Convolutions¶
Last time, we learned about how to represent images in Python with numpy
. In this lesson, we'll learn about convolutions, specifically on image data, and how to implement convolutions. By the end of this lesson, students will be able to:
- Define convolutions in terms of the sliding window algorithm.
- Recognize common kernels for image convolution.
- Apply convolutions to recognize objects in an image.
import imageio.v3 as iio
import matplotlib.pyplot as plt
import numpy as np
def compare(*images):
"""Display one or more images side by side."""
_, axs = plt.subplots(1, len(images), figsize=(15, 6))
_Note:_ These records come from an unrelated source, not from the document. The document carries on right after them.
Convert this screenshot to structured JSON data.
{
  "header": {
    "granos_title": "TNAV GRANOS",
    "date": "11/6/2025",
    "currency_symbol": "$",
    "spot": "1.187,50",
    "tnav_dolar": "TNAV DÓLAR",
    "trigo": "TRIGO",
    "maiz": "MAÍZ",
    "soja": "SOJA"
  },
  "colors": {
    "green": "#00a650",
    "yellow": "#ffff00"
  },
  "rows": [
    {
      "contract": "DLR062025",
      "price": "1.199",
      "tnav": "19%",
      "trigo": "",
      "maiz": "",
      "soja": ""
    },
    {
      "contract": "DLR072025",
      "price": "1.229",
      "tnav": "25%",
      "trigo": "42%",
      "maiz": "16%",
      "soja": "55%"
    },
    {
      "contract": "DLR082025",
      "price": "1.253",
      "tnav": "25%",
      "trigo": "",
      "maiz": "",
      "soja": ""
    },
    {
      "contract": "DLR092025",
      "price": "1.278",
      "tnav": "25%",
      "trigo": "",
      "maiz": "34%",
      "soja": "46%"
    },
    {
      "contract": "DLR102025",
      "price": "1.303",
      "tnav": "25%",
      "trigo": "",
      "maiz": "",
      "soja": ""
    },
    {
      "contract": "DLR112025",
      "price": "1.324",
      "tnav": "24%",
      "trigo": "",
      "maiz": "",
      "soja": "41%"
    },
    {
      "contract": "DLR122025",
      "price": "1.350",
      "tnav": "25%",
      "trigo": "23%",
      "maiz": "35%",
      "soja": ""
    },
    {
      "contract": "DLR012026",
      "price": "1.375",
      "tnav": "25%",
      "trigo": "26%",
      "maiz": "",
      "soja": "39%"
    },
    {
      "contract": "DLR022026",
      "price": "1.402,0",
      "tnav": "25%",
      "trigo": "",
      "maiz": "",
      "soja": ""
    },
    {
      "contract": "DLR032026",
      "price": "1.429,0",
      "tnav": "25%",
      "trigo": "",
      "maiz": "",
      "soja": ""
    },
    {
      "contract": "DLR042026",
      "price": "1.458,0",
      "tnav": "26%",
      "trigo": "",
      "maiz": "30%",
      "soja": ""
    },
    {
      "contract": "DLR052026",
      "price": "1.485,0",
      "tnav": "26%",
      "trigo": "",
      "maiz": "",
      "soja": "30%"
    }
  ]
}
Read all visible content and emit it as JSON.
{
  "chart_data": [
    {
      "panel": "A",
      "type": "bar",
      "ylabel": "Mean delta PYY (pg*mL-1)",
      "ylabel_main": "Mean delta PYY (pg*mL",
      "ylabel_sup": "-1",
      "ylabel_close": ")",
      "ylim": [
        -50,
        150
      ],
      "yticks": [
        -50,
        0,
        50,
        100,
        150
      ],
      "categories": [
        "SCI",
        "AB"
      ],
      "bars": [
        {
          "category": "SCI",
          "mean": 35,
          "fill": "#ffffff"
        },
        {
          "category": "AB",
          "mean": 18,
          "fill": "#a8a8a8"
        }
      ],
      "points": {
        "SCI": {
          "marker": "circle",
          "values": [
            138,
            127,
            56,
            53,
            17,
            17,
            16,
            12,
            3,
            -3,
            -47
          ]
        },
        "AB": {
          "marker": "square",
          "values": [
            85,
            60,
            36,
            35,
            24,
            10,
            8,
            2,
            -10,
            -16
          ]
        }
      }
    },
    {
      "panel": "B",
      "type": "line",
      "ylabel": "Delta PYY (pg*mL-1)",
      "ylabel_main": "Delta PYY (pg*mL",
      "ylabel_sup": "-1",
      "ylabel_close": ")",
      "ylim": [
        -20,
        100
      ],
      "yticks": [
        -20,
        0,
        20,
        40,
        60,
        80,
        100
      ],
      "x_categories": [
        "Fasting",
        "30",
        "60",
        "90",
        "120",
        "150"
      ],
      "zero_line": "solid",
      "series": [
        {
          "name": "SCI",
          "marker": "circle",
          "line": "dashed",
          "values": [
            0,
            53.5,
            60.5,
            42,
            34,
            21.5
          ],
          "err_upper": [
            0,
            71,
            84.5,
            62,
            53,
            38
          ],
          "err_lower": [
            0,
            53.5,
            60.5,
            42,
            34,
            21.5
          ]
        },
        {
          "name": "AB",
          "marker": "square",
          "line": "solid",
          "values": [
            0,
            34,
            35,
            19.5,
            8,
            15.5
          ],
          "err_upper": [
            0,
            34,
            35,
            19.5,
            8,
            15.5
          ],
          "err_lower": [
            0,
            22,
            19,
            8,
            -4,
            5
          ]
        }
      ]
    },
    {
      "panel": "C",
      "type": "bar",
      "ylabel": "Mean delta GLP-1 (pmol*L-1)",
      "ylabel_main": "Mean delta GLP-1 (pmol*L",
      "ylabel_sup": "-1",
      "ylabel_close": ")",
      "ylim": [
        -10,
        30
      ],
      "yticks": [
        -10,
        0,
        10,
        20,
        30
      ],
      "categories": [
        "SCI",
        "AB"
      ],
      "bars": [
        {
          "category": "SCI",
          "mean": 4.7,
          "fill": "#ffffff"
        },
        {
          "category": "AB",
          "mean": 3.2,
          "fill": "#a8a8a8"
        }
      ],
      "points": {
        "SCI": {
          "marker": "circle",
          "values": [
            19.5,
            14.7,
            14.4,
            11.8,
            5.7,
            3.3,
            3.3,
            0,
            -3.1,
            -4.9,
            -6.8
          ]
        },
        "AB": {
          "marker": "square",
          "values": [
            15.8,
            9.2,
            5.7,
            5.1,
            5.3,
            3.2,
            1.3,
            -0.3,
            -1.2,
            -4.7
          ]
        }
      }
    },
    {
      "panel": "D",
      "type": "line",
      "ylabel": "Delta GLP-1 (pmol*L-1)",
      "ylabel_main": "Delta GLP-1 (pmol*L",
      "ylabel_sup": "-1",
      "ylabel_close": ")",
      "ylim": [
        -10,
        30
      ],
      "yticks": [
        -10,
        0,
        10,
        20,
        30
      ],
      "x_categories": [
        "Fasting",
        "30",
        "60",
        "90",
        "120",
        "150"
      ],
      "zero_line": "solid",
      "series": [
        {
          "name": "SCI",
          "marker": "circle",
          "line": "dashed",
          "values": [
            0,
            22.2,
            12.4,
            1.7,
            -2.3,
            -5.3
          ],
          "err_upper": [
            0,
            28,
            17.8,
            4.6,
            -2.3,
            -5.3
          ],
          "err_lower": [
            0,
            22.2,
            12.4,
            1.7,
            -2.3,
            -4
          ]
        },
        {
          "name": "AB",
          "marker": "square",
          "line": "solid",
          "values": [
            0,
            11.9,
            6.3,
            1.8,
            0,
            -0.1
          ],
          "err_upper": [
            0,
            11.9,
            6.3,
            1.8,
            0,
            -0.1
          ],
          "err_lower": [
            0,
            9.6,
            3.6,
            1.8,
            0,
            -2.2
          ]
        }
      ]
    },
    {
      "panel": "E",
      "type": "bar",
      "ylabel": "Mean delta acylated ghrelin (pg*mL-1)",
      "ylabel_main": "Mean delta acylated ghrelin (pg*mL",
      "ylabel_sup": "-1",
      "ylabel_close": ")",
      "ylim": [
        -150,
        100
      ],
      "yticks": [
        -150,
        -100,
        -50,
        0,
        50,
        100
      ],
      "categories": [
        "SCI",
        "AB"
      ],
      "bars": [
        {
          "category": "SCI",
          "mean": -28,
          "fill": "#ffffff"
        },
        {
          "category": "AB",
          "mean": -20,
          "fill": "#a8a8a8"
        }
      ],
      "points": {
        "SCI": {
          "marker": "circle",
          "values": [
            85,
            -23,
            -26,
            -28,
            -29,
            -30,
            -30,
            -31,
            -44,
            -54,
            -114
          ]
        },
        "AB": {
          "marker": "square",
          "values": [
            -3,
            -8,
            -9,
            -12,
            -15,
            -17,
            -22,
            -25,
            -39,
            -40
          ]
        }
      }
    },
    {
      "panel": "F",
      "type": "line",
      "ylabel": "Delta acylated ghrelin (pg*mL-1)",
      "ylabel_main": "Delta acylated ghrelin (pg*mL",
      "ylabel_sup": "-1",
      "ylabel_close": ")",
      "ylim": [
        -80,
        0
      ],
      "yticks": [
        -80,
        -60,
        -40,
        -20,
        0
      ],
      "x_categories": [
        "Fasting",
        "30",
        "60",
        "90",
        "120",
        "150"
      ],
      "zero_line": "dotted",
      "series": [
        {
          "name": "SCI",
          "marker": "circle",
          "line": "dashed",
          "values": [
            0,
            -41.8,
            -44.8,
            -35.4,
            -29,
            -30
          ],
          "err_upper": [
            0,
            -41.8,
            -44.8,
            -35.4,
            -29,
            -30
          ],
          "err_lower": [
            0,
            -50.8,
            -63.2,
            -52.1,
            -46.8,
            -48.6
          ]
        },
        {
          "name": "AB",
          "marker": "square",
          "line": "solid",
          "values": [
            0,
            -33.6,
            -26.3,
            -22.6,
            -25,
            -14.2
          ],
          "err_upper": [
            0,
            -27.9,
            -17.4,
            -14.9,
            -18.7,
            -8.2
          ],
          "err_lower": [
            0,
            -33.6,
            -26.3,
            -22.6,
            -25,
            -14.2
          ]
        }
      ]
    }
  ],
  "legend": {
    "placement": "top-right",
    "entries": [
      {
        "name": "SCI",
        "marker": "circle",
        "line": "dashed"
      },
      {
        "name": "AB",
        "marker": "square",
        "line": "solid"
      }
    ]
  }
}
for ax, image in zip(axs, images):
ax.imshow(image, cmap="gray")
plt.show()
Convolutions as mathematical operators¶
Convolution defined mathematically is an operator that takes as input two functions ($f$ and $g$) and produces an third function ($f * g$) as output. In this example, the function $f$ is our input image, Dubs!
# Read image as grayscale
dubs = iio.imread("dubs.jpg", mode="L")
plt.imshow(dubs, cmap="gray");
# f(0, 0)
dubs[0, 0]
238
If $f$ represents our input image, what is the role of $g$? Let's watch a clip from 3Blue1Brown (Grant Sanderson).
%%html
<iframe width="640" height="360" src="https://www.youtube-nocookie.com/embed/KuXjwB4LzSA?start=539&end=588" title="YouTube video player" frameborder="0" allow="accelerometer; autoplay; clipboard-write; encrypted-media; gyroscope; picture-in-picture; web-share" allowfullscreen></iframe>
In this example, $g$ is a 3-by-3 box blur kernel that is applied to each patch or subimage in $f$.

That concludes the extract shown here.